Cao narrates certain aspects of contemporary China and Chineseness, but again, there are two kinds of narration. You can either plainly describe something, or you can unpack and understand (or deconstruct) it and narrate it in a way that most strongly highlights why and how it is what it is. Underprivileged Chinese immigrants surviving in a suspended place called Chinatown may be a strange and telling global reality, but how do we narrate this reality in a way that can actually show the hows and whys, rather than just placing it in front of an audience? Sweatshops are terrible, and cosplay is unique, migrant workers suffer, etc.; we know this, and we might want the artist, or the critic, to take us one step further than a repetitive display of common apologetic knowledge and face value symbols.

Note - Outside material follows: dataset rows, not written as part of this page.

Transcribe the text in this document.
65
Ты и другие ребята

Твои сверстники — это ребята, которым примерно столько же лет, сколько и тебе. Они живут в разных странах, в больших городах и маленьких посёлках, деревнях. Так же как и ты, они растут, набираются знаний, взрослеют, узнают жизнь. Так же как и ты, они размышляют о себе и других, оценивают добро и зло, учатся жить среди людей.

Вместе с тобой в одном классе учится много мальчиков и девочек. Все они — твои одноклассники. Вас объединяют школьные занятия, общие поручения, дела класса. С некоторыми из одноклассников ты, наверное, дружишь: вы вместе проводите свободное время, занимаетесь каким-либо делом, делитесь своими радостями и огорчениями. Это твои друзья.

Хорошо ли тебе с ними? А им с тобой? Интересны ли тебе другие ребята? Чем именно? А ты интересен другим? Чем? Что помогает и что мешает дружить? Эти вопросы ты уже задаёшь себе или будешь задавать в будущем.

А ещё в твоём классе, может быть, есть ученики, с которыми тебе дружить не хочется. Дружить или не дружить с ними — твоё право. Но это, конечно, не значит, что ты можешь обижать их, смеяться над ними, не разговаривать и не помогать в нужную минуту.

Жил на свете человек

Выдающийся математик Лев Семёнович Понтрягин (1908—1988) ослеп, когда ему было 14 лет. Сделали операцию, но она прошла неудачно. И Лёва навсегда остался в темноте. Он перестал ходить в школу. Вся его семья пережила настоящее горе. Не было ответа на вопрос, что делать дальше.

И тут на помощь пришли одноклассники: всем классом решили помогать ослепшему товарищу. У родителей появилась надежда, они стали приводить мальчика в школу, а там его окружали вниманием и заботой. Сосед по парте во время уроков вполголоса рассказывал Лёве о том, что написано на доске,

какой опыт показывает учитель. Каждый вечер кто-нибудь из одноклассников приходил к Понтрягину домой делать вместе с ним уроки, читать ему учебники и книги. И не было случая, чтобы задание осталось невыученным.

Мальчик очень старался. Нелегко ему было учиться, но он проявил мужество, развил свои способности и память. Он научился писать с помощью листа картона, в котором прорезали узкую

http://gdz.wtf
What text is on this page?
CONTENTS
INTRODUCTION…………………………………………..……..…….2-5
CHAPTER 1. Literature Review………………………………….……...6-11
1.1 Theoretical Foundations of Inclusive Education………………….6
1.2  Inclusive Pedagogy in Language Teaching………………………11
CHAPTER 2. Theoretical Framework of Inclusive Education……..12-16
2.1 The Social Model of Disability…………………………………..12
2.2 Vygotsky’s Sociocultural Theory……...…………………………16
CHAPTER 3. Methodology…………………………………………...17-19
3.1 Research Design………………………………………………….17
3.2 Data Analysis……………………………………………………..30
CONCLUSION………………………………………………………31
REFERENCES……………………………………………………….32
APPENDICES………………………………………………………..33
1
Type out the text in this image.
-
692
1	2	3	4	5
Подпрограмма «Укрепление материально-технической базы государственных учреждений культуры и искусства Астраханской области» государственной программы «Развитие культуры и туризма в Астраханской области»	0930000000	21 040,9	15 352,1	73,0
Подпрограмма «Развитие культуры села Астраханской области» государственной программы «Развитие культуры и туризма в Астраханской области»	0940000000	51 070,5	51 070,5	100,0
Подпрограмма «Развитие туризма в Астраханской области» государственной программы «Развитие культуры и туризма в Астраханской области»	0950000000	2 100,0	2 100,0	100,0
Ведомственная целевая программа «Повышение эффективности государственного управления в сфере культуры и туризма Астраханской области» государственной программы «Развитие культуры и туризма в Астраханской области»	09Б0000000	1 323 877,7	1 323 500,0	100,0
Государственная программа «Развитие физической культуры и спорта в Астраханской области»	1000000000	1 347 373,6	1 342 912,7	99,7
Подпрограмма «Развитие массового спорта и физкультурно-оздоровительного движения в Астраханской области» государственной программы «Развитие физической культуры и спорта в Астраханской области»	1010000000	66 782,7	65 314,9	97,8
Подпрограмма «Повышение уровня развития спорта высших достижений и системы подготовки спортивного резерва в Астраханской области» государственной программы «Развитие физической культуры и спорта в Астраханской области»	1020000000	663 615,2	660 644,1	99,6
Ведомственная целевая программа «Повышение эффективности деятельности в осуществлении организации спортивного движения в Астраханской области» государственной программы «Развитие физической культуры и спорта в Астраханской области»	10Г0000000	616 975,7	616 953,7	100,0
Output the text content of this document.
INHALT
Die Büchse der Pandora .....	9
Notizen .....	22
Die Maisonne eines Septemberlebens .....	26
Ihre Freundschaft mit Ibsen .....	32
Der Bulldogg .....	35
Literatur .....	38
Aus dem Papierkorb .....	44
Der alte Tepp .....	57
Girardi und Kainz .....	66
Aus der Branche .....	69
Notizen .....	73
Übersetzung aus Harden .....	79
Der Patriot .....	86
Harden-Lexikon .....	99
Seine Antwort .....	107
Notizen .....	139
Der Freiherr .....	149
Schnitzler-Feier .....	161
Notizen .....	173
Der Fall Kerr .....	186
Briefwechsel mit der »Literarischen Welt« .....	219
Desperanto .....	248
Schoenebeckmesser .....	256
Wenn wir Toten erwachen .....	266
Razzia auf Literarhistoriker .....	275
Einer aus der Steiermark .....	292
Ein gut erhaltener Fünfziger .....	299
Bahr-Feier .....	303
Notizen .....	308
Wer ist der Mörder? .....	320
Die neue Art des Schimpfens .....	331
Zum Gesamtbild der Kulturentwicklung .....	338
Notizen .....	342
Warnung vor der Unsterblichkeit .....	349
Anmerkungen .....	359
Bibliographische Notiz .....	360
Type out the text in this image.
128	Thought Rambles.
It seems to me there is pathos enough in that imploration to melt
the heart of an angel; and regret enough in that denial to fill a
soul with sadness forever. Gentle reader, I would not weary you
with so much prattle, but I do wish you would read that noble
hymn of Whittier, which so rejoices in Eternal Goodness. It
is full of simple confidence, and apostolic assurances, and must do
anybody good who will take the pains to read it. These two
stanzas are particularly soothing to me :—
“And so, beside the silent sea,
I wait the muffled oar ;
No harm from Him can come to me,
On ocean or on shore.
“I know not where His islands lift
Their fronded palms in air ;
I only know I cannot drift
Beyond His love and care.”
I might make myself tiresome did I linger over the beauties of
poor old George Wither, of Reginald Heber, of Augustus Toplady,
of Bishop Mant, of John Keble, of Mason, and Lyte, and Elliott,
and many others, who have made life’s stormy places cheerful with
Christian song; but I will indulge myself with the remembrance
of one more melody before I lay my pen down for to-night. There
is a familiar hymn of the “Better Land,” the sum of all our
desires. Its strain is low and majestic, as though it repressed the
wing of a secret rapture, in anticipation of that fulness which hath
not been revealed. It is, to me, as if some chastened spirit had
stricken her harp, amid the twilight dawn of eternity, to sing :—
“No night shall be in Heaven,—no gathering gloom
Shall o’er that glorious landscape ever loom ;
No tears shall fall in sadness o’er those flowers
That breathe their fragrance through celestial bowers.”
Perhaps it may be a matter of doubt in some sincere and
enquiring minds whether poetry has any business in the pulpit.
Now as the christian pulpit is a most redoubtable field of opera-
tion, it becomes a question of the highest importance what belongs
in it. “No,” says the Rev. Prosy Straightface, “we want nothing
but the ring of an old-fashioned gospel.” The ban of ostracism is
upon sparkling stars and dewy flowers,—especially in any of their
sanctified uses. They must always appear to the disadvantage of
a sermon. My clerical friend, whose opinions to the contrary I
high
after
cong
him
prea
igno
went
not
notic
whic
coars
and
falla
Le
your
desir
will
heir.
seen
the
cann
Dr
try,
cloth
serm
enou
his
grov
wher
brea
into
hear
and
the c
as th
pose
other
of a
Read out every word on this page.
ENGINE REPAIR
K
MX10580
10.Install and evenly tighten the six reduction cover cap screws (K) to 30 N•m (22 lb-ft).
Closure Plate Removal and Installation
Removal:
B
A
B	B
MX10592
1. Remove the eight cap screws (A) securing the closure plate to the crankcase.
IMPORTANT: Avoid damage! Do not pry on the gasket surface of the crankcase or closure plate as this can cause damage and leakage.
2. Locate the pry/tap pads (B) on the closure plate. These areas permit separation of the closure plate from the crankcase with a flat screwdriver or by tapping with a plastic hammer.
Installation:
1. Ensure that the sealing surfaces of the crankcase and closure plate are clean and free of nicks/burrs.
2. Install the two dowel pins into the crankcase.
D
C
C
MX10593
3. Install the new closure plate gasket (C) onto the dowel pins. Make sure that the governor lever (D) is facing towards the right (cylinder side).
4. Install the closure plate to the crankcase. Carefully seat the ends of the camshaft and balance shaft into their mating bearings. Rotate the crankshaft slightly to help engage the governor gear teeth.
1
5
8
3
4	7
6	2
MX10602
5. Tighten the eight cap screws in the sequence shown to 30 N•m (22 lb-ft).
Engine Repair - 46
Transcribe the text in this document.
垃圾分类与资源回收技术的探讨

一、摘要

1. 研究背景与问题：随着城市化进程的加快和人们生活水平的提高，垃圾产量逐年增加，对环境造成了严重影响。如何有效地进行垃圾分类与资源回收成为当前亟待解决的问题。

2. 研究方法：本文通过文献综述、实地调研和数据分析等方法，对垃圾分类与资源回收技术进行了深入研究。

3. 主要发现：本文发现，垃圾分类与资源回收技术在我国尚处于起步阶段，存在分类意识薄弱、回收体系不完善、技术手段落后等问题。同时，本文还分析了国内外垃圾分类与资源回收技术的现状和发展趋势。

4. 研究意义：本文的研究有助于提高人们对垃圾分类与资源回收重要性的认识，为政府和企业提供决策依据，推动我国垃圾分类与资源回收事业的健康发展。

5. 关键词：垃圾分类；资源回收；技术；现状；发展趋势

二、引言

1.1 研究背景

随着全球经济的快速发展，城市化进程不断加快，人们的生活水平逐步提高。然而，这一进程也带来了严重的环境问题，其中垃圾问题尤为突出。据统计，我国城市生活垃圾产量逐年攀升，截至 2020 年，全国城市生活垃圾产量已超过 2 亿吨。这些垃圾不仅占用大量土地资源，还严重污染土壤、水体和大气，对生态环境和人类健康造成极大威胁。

We find certain paradigms in terms of how critics write about Chinese artists with a global presence today—or even the ways in which critics help build this global persona for Chinese artists. For example, the way Pollack tells Cao’s story is similar to how critics portray Ai Weiwei’s public persona. China is a wronging communist political regime and a non-Western periphery, and the artist is often an outcast in this already exterior location—he or she doesn’t fit into the general Chinese artist community. The family has usually been uniquely affected by the Cultural Revolution in some way, and the artist is usually rebelling against certain aspects of communist China under globalization, which then renders he or she as an acute embodiment of China today. This kind of narrated spectacle seems more judgmental than critical, more exotic than universally relevant and, most importantly, more alienating than inspiring. It is the type of old school narration that takes China as a passive victim of unidirectional globalization from the center toward the periphery, and which oversimplifies the manifold layers underlying transnational and cross-cultural social formations.
This retrospective didn’t speak substance, nor did the previews help. It would appear that many significant contemporary ideas and critiques are mentioned and presented, yet these are not analyzed or taken to critical levels that have been more carefully thought through. It all seems to be a self-sustaining cycle of face value symbols—in this sense, definitely numbing.